When I explain wealth management to a wine expert, I start with grapes.
A grape is a grape. Full stop. Just like money is money. And yet, every wine expert knows this: there is no such thing as just one grape.
There are varieties. Regions. Houses. And, above all, very different ways of working with the same raw material.
Likewise, the same principle applies to traditional private banks.
- Geneva banks often focus on international clients, with a strong focus on structuring and long-standing traditions.
- Zurich banks tend to be market-driven, efficient and product-oriented.
- Basel banks are frequently close to entrepreneurs, industrial families and long-term planning.
Of course, none of this is better or worse. It is simply different.
The difference is not taste, like in wine. Instead, the difference is service.
In practice, it shows in the offering, the platform, access to specialists and how a portfolio is managed day to day.
If you choose one private bank, you also choose one style. One philosophy. One house.
Where the independent manager fits in
This is where the independent wealth manager comes in. An independent wealth manager is not another bank. Instead, they work across banks.

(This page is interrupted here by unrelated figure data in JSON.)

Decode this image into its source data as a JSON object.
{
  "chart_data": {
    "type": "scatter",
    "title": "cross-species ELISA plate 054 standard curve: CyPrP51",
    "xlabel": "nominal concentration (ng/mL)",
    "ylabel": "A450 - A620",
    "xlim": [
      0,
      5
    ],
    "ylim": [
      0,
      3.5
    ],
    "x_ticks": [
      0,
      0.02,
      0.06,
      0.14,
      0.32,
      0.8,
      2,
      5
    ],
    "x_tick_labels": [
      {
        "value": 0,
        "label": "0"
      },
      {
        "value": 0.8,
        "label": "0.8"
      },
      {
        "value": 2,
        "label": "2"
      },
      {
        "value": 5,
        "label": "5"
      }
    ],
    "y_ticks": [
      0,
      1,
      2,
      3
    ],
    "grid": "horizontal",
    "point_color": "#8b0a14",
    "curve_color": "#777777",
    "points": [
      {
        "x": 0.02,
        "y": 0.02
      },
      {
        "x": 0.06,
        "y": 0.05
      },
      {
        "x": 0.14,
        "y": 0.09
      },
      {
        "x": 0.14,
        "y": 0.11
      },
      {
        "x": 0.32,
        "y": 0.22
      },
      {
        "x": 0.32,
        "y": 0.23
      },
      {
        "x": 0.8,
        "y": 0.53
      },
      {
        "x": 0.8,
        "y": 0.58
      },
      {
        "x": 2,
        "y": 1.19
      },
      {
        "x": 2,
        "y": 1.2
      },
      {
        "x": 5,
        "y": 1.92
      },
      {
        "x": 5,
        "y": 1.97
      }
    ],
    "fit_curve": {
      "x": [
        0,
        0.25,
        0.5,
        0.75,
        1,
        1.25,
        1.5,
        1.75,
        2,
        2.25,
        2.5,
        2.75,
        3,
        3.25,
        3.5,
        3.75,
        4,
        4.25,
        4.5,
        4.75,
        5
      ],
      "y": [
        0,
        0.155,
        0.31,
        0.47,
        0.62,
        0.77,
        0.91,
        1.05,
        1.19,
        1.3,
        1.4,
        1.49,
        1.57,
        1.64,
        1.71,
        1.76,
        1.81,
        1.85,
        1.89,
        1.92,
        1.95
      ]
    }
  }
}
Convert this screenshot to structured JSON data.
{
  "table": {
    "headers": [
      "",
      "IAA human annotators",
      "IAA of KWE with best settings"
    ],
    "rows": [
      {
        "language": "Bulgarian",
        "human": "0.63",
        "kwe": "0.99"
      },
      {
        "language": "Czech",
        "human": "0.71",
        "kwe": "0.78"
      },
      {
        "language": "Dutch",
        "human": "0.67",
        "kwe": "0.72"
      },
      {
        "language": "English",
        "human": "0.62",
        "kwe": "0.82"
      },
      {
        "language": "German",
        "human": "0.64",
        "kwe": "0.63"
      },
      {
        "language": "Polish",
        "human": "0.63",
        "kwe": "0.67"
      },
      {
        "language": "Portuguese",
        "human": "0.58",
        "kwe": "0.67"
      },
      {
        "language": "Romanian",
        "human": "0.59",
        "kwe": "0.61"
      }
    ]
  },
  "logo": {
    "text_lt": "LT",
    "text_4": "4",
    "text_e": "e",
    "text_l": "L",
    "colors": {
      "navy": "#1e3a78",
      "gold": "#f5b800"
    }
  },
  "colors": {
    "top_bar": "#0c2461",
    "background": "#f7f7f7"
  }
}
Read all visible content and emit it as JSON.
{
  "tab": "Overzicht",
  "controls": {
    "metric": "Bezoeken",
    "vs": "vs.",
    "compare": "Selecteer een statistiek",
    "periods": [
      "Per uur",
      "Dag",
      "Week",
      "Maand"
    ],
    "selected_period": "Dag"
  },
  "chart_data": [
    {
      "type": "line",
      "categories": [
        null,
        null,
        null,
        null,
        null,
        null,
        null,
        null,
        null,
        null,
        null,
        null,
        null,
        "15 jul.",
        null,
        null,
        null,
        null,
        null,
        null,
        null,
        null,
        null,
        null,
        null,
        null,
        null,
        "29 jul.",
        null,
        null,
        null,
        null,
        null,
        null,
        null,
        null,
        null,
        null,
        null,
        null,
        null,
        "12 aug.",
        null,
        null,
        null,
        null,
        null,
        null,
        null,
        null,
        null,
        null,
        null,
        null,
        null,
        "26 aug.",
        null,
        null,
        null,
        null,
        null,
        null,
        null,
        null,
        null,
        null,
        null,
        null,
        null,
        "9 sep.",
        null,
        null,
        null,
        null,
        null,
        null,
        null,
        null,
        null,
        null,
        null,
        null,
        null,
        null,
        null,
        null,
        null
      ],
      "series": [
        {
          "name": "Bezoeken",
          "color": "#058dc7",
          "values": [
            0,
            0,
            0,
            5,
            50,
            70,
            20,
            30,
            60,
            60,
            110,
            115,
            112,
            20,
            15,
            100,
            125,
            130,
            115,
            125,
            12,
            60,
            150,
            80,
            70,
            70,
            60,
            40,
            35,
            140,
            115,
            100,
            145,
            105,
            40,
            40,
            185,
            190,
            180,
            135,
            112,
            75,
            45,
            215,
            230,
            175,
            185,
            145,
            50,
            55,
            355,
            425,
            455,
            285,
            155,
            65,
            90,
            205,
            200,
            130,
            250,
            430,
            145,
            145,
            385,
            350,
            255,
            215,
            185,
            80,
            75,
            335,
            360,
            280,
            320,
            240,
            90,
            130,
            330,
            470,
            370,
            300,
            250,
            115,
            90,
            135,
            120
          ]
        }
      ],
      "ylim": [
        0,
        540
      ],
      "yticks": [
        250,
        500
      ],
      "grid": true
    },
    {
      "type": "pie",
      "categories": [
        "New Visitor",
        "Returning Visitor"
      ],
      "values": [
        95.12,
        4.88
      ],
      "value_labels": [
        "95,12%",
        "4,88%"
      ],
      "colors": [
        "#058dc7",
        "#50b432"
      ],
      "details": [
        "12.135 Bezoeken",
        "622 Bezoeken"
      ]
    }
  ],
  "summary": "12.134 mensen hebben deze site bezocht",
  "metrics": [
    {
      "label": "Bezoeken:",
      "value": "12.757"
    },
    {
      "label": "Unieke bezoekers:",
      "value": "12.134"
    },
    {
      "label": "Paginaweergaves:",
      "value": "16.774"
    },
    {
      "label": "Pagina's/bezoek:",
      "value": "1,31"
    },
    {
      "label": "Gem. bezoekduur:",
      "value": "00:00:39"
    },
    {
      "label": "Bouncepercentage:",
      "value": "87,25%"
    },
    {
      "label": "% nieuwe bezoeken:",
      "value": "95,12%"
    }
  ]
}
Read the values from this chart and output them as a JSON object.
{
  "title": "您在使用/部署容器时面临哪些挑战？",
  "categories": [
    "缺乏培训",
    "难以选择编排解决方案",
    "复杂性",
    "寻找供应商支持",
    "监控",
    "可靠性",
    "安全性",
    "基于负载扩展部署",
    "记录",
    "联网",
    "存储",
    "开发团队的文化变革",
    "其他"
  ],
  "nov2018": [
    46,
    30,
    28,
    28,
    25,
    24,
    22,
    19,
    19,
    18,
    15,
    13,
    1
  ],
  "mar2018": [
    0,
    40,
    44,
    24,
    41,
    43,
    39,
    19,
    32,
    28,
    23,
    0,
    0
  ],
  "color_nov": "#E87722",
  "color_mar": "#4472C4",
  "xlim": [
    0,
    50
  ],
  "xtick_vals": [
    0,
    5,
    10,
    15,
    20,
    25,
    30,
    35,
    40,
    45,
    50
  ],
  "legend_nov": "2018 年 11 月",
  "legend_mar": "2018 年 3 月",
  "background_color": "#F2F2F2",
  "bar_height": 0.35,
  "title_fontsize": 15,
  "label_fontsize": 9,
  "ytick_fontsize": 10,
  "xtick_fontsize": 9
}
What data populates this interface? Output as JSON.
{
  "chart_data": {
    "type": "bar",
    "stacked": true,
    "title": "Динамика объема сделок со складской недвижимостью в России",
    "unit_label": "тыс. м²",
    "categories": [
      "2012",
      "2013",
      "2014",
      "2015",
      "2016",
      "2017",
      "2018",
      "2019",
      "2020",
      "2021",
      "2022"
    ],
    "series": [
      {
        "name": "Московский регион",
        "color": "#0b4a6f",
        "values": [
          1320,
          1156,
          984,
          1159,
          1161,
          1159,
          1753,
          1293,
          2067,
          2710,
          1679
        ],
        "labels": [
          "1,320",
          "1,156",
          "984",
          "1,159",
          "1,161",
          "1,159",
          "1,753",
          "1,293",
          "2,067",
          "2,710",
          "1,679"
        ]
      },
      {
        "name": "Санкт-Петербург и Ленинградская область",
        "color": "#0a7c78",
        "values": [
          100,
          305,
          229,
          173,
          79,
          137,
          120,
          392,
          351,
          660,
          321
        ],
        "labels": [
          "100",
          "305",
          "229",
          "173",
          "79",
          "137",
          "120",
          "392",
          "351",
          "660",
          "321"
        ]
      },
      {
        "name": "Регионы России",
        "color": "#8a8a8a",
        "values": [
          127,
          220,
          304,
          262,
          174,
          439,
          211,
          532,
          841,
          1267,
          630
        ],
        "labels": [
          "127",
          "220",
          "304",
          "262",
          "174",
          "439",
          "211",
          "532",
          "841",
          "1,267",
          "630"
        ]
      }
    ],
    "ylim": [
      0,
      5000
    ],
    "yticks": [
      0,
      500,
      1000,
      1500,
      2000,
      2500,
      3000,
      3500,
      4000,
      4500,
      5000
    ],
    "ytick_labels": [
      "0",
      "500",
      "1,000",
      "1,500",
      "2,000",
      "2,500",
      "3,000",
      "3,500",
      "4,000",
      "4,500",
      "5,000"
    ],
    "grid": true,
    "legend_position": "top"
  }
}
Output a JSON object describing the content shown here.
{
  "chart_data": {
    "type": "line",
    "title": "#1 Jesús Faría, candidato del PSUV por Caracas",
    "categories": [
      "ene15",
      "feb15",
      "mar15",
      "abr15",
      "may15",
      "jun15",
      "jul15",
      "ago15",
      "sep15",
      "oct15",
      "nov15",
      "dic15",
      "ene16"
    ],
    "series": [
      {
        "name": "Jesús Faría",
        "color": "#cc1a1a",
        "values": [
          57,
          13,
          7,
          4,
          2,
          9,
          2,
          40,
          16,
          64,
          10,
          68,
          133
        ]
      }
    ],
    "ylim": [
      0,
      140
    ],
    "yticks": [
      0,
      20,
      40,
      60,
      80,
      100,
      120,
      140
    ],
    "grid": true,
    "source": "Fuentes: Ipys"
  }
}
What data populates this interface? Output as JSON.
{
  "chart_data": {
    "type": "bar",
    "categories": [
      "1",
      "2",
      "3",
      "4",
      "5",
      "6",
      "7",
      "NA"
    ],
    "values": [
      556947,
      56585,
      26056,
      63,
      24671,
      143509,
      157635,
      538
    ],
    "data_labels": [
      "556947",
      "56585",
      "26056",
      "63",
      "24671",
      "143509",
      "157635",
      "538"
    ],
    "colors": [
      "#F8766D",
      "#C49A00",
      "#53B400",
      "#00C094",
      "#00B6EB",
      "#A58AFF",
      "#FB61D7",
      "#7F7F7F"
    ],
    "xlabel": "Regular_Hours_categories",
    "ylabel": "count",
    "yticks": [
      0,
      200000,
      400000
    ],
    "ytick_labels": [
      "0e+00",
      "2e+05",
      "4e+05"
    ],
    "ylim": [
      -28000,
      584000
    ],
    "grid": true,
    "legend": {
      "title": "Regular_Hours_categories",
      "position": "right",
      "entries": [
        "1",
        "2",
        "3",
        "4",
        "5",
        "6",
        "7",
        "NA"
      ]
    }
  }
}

Rather than committing to one institution, the client chooses independent oversight. The banks become partners, not owners of the relationship.
As a result, this allows clients to combine strengths. Depending on needs. On complexity. On life stage.
For example, think of a sommelier. Not tied to one winery, but offering a carefully curated wine list.
Still, the grape stays the same. Access to multiple cellars creates choice, flexibility and independence.
So the real question is simple: Why limit yourself to one house?